Wie ich am nächsten Morgen zur Schule gehen will, treffe ich Döring. Er ist ganz aufgeregt: „Ich will nur noch zur Penne, um mich auf vier Wochen abzumelden. Ich gehe zum Freikorps."
Ich beneide ihn glühend: „Wirst du denn auch angenommen?" frage ich zweifelnd.
Döring lacht verächtlich: „Ein Kompanieführer ist ein Bundesbruder von mir aus dem Wandervogel. Willst du nicht auch mit?"
Ich werde ganz rot vor Erregung: „Meinst du, dass das geht?"
„Selbstverständlich, ich werde das schon machen."
In der Schule geht dann alles viel leichter, als wir es uns gedacht haben. Wir melden uns bei Professor Sorge. Er ist ein feiner Kerl, ein schwerfälliger Mensch, der zudem noch stark schwerhörig ist. Aber trotzdem machen wir in seinen Stunden keine Dummheiten, wir haben ihn gern, und er imponiert uns. Viel-
leicht deswegen, weil er im Feld Bataillonskommandeur war und den Hohenzollern hat, vielleicht auch nur deshalb, weil er jetzt schwer krank sein soll.
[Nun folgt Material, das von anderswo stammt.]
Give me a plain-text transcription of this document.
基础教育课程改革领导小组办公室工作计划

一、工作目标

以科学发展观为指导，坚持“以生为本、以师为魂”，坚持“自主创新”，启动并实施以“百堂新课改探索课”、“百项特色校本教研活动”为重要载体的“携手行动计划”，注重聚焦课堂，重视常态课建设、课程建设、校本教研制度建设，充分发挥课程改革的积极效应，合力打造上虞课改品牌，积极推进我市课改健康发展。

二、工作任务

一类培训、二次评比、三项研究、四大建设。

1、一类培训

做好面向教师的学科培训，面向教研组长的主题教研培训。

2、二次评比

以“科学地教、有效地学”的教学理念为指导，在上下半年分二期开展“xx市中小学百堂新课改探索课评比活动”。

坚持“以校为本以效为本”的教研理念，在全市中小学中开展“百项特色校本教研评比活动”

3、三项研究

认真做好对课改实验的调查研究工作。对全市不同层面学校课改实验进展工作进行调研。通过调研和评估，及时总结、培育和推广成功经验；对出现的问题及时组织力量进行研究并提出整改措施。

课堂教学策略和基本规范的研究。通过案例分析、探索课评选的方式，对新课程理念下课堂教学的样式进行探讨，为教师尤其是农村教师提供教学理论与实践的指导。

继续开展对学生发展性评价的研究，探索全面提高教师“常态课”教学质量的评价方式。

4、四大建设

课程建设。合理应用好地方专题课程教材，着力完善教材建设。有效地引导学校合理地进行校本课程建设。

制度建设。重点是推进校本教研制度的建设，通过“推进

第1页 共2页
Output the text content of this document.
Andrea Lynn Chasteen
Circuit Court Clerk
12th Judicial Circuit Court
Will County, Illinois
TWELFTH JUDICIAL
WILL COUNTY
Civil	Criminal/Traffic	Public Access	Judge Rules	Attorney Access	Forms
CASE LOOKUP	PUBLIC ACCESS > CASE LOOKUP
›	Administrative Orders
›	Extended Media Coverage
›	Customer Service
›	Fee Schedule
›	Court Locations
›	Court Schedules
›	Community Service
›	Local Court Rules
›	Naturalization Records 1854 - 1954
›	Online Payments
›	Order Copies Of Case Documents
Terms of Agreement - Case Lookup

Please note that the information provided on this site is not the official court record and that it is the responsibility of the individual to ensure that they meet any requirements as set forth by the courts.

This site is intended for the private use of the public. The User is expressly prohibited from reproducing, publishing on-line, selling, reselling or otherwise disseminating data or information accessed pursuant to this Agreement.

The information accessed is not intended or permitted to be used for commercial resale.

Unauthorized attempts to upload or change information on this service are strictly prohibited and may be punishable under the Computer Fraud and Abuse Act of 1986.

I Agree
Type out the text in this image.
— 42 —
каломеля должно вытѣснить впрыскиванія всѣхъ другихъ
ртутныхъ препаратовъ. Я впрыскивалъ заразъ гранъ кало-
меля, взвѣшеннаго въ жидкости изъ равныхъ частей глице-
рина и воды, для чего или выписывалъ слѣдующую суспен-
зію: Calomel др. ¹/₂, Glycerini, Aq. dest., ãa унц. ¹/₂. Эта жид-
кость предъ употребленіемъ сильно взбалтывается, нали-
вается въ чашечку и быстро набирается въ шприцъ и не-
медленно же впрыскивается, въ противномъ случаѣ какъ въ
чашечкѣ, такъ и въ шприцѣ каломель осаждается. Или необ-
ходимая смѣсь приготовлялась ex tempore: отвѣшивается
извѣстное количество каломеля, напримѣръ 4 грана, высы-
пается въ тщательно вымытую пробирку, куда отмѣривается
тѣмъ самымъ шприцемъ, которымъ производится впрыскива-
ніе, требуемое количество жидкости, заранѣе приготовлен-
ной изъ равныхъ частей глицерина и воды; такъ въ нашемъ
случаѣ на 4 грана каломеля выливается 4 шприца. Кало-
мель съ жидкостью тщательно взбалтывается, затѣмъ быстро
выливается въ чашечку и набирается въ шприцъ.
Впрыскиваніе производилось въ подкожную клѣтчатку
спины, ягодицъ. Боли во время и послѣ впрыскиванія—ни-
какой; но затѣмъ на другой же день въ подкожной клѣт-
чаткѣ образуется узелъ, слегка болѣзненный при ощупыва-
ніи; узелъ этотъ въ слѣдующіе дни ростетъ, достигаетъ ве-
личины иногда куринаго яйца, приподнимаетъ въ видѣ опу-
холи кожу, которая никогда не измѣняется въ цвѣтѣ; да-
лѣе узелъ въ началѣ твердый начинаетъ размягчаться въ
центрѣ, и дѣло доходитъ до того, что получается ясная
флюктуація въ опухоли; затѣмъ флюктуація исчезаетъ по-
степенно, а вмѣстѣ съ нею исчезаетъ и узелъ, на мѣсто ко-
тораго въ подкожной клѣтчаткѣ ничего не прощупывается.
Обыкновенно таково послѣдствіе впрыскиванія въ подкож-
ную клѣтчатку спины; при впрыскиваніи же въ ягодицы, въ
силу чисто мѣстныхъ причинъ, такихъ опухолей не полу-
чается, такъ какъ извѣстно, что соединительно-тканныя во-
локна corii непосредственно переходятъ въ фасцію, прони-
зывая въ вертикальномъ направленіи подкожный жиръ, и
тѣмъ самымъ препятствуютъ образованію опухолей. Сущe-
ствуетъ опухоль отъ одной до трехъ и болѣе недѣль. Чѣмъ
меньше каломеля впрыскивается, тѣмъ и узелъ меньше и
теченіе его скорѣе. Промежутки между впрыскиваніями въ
Er versteht nicht recht, was wir von ihm wollen. Dann starrt er eine Weile vor sich hin und sieht uns so merkwürdig an, dass uns etwas unbehaglich wird. Er zuckt seufzend die Achseln und wendet sich ab.
„Sprechen Sie mit dem Direktor!" brüllt er uns dann plötzlich an.
Der empfängt uns liebevoll, sieht uns mit seinem militärischsten Blick prüfend und ernst an, legt mir schwer die Hand auf die Schulter und kräht schneidig: „Machen Sie meiner Anstalt Ehre!"
Wir verbeugen uns höflich und gehen. Wir sind fünf Mann, die ins Freikorps eintreten wollen. Auch ein Jude ist dabei. Er hat rote Haare und schwarze Fingernägel und heißt Waldmann. Döring ist ganz erregt: „Das geht natürlich nicht. Juden können sie da nicht gebrauchen." Aber wir wissen nicht, wie wir Waldmann loswerden sollen.
Die Kompanie, bei der wir uns melden wollen, liegt draußen in einer Brotfabrik in der Nähe der Artilleriekaserne. Der Posten vorm Tor lässt uns passieren. Döring geht vor und kommt nach einer Weile wieder. „Leutnant Roth heißt er!" flüstert er wichtig. Und wir stehen bald darauf in einem kahlen Zimmer vor einem schlanken jungen Mann. Ein schmales energisches Gesicht. Er trägt keine Achselstücke.
Er wendet sich zuerst an Waldmann: „Sie wollen bei uns eintreten?"
Waldmann bejaht schüchtern.
„Sind Sie ausgebildet?"
Waldmann lächelt verlegen und wendet sich zu uns, aber wir können ihm auch nicht helfen. Also sagt Waldmann leise „Nein".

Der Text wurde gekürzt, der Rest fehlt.